Destined friendship...
I think Rush Limbaugh and I would be good friends. He corrects his own grammatical errors.

Blonde moment...
My sophomore year of college, a friend and I were heading to Bloomington for a movie. While cruising down I-55, I was especially energized by the song on the radio and began honking the horn of my Cutlass Cierra to the beat of the obnoxious tune. My friend suggested that I stop before my car ran out of horn juice. Horrified, I quickly stopped. I had no idea how much it would cost to refill horn juice.

Confession...
I find satisfaction in kicking small dogs. Kick...kick...

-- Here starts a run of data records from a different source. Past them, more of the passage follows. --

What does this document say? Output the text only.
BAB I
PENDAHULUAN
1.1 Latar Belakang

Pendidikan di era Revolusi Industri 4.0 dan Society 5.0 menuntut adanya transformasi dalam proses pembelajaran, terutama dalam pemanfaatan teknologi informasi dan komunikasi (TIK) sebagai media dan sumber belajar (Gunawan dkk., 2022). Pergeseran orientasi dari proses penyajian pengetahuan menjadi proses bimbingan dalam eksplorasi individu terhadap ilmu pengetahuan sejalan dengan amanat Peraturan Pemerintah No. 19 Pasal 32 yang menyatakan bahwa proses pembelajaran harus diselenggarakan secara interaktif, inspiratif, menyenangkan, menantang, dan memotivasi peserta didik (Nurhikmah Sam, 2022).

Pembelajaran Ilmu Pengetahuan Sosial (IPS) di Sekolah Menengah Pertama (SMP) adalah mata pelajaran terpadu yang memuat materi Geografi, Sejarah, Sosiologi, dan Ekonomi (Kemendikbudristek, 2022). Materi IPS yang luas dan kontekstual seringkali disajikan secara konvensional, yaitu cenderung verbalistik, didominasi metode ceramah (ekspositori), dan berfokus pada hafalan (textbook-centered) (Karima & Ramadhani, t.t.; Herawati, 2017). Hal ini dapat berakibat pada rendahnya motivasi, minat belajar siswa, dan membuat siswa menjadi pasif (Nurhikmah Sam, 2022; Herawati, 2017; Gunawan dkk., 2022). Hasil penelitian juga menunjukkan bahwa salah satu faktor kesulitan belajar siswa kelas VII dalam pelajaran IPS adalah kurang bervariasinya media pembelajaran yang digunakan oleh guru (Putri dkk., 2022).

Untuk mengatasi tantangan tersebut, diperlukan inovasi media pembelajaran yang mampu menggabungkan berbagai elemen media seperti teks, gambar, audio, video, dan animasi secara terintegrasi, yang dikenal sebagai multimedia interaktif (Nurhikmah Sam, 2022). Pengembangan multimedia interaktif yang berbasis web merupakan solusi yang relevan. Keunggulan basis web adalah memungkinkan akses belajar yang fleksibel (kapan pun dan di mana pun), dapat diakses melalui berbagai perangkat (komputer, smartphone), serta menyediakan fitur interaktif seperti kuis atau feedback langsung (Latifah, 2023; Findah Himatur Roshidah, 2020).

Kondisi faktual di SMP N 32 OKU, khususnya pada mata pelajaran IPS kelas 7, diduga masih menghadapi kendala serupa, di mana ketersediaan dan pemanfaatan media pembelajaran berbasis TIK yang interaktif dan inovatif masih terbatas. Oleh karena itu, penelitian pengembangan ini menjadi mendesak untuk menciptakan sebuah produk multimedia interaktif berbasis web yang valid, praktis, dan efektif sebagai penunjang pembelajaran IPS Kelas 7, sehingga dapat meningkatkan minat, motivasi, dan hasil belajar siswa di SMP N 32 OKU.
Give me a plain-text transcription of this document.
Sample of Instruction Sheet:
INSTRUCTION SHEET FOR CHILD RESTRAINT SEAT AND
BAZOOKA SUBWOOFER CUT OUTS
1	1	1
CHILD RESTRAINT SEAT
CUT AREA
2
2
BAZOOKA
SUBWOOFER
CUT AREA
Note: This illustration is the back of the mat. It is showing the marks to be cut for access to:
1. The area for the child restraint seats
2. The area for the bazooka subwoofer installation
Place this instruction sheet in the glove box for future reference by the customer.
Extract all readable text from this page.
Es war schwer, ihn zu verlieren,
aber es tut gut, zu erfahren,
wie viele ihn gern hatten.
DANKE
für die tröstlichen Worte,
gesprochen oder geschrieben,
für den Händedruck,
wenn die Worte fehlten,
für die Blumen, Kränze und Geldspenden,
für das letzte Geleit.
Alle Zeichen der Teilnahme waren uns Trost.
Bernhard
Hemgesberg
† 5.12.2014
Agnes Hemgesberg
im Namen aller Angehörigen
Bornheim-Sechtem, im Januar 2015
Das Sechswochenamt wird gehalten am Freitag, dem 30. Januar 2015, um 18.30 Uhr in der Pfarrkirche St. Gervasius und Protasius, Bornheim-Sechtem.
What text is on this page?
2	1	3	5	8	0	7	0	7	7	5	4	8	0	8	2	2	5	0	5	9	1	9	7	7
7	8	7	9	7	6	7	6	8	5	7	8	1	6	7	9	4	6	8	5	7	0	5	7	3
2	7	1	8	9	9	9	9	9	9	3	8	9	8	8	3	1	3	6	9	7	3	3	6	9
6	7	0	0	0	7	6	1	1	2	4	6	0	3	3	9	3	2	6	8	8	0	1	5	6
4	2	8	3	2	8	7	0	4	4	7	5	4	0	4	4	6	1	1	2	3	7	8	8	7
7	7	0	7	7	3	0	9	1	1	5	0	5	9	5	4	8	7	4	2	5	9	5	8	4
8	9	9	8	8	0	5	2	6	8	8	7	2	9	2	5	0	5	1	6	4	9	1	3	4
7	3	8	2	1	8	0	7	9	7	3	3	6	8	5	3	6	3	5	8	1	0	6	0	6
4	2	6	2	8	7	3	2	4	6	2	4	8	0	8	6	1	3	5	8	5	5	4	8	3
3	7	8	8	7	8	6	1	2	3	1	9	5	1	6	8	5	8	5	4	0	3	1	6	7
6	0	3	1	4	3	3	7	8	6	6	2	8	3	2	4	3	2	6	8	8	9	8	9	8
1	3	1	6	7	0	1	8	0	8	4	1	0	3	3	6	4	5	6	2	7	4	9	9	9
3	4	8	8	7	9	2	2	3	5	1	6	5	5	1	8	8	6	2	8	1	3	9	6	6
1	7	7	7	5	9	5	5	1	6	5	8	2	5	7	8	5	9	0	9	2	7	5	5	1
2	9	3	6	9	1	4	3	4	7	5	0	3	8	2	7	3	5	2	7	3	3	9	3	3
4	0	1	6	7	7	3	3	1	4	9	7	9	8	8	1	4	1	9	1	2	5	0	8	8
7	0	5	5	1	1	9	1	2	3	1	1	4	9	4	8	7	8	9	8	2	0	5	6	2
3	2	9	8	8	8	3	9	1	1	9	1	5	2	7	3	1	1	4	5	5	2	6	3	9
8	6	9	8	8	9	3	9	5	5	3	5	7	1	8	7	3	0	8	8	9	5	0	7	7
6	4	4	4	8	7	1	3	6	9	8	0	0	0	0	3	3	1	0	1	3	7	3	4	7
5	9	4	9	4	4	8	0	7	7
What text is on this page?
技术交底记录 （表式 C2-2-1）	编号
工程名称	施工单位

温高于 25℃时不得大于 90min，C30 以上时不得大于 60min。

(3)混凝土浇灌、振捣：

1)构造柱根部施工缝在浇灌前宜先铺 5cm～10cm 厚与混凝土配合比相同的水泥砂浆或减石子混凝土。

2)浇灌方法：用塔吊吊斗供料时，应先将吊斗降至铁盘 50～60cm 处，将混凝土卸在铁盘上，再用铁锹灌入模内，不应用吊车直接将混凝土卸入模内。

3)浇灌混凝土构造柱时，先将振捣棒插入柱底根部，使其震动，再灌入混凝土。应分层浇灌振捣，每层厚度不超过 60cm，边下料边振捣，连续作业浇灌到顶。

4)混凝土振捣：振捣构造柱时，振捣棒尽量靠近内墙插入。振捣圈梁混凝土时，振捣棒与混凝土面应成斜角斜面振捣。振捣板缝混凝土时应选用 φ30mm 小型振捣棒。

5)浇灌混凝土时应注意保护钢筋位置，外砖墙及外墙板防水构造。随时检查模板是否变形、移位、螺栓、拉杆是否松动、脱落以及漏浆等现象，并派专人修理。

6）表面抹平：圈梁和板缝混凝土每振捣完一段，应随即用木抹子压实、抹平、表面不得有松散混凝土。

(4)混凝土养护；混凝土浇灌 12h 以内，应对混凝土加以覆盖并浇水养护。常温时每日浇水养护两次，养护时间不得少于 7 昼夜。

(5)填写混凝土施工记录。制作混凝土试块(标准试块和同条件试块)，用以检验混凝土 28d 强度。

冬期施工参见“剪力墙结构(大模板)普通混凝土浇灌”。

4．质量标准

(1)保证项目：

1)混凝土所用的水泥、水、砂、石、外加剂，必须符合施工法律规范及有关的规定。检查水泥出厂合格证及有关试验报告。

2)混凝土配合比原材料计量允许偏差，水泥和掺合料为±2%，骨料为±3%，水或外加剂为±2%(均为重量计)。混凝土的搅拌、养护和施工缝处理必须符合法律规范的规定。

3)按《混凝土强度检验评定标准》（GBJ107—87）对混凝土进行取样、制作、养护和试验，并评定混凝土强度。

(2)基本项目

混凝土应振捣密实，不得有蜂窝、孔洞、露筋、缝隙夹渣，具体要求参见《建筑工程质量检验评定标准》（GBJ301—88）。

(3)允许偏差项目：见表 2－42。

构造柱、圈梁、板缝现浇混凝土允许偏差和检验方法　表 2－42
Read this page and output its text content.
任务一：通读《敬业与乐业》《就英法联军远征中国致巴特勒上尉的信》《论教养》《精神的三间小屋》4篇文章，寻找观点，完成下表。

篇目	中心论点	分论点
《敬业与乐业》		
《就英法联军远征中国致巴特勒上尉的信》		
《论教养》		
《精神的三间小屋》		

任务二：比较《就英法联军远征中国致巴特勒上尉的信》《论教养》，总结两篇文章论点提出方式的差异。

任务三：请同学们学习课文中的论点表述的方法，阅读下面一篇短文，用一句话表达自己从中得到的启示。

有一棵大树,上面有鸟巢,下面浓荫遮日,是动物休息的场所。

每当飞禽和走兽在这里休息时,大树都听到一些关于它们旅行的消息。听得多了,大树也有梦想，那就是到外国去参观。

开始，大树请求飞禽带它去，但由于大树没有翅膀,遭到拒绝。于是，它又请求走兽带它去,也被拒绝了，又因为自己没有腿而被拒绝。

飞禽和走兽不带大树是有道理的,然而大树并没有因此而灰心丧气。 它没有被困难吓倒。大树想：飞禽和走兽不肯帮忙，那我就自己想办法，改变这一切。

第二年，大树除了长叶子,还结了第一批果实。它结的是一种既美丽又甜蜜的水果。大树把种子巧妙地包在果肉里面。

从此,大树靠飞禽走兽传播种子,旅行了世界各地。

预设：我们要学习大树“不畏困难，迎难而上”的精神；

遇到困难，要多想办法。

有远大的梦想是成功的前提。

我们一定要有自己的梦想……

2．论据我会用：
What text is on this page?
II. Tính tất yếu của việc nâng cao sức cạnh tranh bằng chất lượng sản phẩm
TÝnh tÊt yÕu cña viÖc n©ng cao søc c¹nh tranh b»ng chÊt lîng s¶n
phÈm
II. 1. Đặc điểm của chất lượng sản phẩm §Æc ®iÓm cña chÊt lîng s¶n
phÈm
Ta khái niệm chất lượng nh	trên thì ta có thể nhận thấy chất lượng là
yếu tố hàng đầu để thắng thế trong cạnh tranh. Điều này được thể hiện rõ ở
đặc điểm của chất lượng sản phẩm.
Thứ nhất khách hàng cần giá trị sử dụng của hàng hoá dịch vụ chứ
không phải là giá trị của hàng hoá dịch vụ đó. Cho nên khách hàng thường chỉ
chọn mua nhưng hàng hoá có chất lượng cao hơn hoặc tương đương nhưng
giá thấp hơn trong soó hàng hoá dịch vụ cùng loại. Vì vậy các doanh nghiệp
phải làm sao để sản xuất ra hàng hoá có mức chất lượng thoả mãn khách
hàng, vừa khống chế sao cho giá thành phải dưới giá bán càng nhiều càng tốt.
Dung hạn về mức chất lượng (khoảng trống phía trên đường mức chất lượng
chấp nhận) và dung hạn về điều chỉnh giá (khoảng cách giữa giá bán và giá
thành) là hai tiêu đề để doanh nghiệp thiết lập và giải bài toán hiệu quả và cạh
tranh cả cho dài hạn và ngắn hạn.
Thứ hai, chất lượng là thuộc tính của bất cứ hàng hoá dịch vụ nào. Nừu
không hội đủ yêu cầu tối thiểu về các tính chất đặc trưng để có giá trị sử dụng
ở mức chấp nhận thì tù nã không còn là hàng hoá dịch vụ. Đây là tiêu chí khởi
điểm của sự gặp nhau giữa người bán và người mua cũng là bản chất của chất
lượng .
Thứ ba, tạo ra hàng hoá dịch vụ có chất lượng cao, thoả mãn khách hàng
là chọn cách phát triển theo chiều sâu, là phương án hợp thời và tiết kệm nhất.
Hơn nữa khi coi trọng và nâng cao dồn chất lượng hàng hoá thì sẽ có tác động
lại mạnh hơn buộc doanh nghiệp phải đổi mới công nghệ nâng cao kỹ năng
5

Monday, September 11, 2006

For a Price

Microsoft Word has a feature that I, and many others, took advantage of throughout the college years - Shift+F7 - the Thesaurus shortcut. I recently noticed that a synonym for expense is sacrifice. Quite humorously, it's antonym - income.

Money has sadly been pouring from my wallet. As I watch it fade from my grasp, I remind myself that it's an investment...

the gas mileage
the professional dress clothes
the magazines
the books
the dinner after a long wedding shoot
the ibuprofen
the lenses

It is an investment, right?

Thursday, September 07, 2006

Picture: Home

I have posted new pictures HERE

Wednesday, September 06, 2006

September's Post


Sometimes change isn't so bad. I can honestly say that a year ago, I would be in turmoil over the lack of permanent housing and potential joblessness, but today I feel great!

After a fabulous vacation home, I returned with a spirit of distaste towards my job. Yesterday morning I trudged into work with a heavy heart (this always happens after a visit with my family, it takes me a few days to realize that I can make it without them right next to me, and then I'm back to normal) and immediately sat down to make a note in my planner: CRUNCH NUMBERS - DETERMINE HOW MUCH $ I NEED TO MAKE. An hour or so later I was scribbling down characteristics of my ideal job. I tucked the note into my planner with anticipation of tending to it later this week. By 3 pm, I was standing at the sink thinking that I should just walk into my boss' office and say, "Look, this isn't working for me anymore." Startled by my impulsive thoughts, I shoved the idea aside as nonsense, but managed to utter a prayer that my employer would initiate a conversation with me, that the "answer" would be obvious, that I would no longer be wondering if I should stay...or if I should go.

Within the hour, it happened. Tai Kwan Do called me into the other room and point blank asked me if I wanted to pursue a new career. Without hesitation, I said yes. (Honestly, I think he realized that they don't really need me here. I have managed to alleviate the tasks and mundane activity from his plate, but it isn't anything that the other employees couldn't do. After all, they don't "need" an office manager anymore. They need a programmer. And a programmer I am not.) He has offered to help me get to a point of departure, allowing me to stay with the company until January, complete two years with the company for my resume, and giving me time to take a class if I so desire. We won't be burning any bridges.

I am at peace with the situation. Anyone who has heard my stories, my anxiety, my frustrations knows that this is a wonderful thing. Staying in NH? Probably. For the past year I have known that I am not staying for the job. I am digging roots (that very well may uproot later in life). I love my experiences, my friends, my ministries... Until God pulls me elsewhere, this is where I'll stay.

So, I may be the only person who is truly relieved about losing a job. How could I not be? I am more excited about my photography business potential. I am already dreaming about a trip to see some friends on the West Coast in January. I see God closing doors and that can only mean one thing. He's on the move.